A couple of years back I bought a Chinese translation of Dante’s Commedia without really reading it at the bookstore — this is what you get when books are cheap. As it turns out, I really should’ve flipped through it a bit first, because the translation sucks sucks sucks like an Electrolux. It’s literal, unbeautiful, downright clumsy in most places, occasionally flat-out wrong, and — most criminally of all, to my mind — unrhymed. Now, a number of English translations (of the Divine Comedy and other poetry) don’t rhyme, which is fair enough — English is a fairly rhyme-poor language compared to Italian. Dante’s poetry is also particularly different to translate into verse because of its interlocking terza rima structure, which John Hollander describes nicely in his Rhyme’s Reason:
The unrhymed middle line, in the tight schema
of tercets spinning out a lengthy text
(Dante gave us this form, called terza rima)
Rhymes, after all, with the start of the next
Tercet, then helps set up a new unrhyme
That, sure of foot and not at all perplexed,
Walks across blank space, as it did last time.
(A couplet ends this little paradigm.)
So it’s hard to keep up in English — not that that’s stopped plenty of translators, from Seamus Heaney to Robert Pinsky to Ciaran Carson to Dorothy Sayers, from giving it their best college try.
Chinese, of course, is much more rich in rhymes than English — I mean, you have to be fucking well trying not to rhyme in Chinese — and so one would expect a Chinese translator to encounter approximately zero difficulty in carrying over the rhyme scheme. And you might expect that someone going to the trouble to translate a major work of world literature would themselves have some literary inclinations, and that they might try to make their output beautiful. Unfortunately, in the case of 黄文捷 Huang Wenjie’s jive-ass translation, you would be dead wrong on all fronts.
I found this out in the context of a post I’m trying to write for my Chinese blog about stars. I’d been thinking of using the last lines of Dante’s Inferno, which go:
…salimmo sù, el primo e io secondo,
tanto ch’i’ vidi de le cose belle
che porta ‘l ciel, per un pertugio tondo.

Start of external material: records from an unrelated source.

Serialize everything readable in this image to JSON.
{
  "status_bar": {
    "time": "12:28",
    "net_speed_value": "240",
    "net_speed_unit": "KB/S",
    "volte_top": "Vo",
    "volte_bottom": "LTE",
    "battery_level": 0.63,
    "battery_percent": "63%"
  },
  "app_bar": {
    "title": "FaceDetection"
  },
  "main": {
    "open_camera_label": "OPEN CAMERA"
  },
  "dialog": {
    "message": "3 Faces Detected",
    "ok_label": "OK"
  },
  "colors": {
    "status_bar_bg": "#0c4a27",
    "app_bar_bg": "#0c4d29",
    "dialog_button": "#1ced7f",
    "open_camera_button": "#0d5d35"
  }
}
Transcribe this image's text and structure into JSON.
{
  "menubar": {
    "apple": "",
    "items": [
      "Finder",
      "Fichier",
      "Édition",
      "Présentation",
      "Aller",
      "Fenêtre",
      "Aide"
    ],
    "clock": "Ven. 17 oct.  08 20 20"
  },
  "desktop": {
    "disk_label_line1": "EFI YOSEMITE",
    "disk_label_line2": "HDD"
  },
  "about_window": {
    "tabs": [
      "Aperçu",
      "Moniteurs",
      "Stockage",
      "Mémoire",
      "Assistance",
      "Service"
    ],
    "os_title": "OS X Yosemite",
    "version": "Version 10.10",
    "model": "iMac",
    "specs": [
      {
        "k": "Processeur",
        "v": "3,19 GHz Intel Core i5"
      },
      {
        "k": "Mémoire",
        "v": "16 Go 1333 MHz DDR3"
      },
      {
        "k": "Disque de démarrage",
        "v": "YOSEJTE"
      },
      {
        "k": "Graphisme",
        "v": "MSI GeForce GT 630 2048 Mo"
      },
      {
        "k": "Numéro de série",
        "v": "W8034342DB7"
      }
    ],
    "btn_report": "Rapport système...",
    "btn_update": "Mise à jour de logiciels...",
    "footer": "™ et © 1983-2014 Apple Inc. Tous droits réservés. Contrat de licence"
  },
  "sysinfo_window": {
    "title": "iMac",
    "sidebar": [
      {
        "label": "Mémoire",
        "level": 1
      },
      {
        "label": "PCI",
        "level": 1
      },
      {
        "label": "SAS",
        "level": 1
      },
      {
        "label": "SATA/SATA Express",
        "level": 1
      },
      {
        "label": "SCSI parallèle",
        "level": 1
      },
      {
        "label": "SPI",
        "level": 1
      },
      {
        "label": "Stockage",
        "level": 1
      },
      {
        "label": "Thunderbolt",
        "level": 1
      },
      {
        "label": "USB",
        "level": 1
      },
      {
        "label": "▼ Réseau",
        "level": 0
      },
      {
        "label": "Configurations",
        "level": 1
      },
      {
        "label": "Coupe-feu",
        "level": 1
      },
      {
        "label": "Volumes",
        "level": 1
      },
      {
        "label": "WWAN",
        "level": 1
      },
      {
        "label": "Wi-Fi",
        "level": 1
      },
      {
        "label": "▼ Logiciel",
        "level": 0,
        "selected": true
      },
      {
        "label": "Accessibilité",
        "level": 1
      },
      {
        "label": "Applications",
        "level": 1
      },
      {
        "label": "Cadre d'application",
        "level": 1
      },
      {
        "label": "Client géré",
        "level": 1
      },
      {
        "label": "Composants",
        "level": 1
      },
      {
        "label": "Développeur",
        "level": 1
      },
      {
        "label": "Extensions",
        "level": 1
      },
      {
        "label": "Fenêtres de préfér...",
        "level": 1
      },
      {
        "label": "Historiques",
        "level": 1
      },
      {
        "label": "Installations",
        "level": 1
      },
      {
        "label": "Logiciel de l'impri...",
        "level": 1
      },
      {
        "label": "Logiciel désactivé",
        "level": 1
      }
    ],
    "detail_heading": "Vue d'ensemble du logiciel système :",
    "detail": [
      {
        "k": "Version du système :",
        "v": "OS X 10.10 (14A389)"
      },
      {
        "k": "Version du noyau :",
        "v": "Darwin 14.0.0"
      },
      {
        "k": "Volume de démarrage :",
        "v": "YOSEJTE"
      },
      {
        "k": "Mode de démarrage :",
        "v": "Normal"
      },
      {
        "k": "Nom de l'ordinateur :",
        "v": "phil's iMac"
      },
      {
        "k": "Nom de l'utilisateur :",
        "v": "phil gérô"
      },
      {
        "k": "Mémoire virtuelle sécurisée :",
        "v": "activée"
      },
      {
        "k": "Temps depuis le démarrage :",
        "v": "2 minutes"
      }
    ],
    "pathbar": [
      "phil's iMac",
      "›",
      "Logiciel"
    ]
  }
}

E quindi uscimmo a riveder le stelle.
This isn’t particularly hard stuff: I can make it more or less rhyme in English without even trying:
…we went on then – he first, I following,
until I saw the things of beauty Heaven bears
through a round opening.
Whence came we forth, and once more saw the stars.
Compare the tin-eared Huang Wenjie’s version:
Here’s a dead literal translation for non-Sinologues:
Him in front, me behind, we climbed together
Until through a round hole
I saw some beautiful things displayed on the sky’s dome
Then we walked out of there, and again saw dense stars filling the sky.
Not different, perhaps. Not wrong. But it’s written in a completely unpoetic register: it sounds more like narration or a “what I did on my summer vacation” paper than a poem. (To me, at least. Native speakers?) Huang doesn’t even attempt to make it sound old-fashioned, or indeed give it any weight at all beyond the somewhat poetic word 苍穹 (“sky’s dome,” or more literally “azure vault”). Can I think of a better translation into Chinese? Not right now — I’m on a deadline — but for Christ’s sake, I shouldn’t have to! Does anybody know of any Chinese translations of the Commedia that don’t suck, or is Huang’s the only game in town?
[Update] My girlfriend informs me that there are two other translations, one of which – by 田德望 Tian Dewang – sounded promising. From the description she found online:
Mr. Tian Dewang spent 18 years on each book of the Commedia, finally finishing the state-funded project at the age of 90. He considered the translation of the Commedia his life’s greatest work.
Unfortunately, Tian went and translated it into prose, not poetry, which raises the question of exactly what was taking him so damned long. Maybe his eyesight was really, really bad, or something. Here’s his opening:
Halfway through life, I found that I had lost the right road and gone into a darkened forest. Ah! to speak of the tangled, treacherous, hard-to-pass-through forest is such a difficult thing! Just thinking of it makes me feel scared again.
This guy is (or was) a professor at my alma mater of Beijing University, so I can assume he’s no slouch when it comes to scholarship and talent. But again, I ask — WTF? Various places online describe his version as “the most authoritative Chinese-language edition of the Commedia.”
Really? Really really? Because that’s kind of sad.
There’s also the translation of 钱稻孙 Qian Daosun, who put parts of the Inferno into a poetic style similar to the ancient 楚辞 Elegies of Chu. His opening:
which – because it’s not like I have lots of overdue projects to be working on instead – I’ll translate back into old-fashioned English as
Having trod Life’s road half-way,
I found me in a darken’d Wood
For I had lost the right Path, and was in disarray —
— To tell it e’en now bestirs the blood!
That forest savage and o’ergrown
Whose merest memory inspires dread.
Anyway, Qian seems to have the right idea. But his version’s partial and he was doing this in the 1920s or 30s, so presumably he’s long-since dead. And what few bits he did translate are apparently out of print, which means that if I want more I’ll probably have to make a trip to the National Library. Rat-bastards!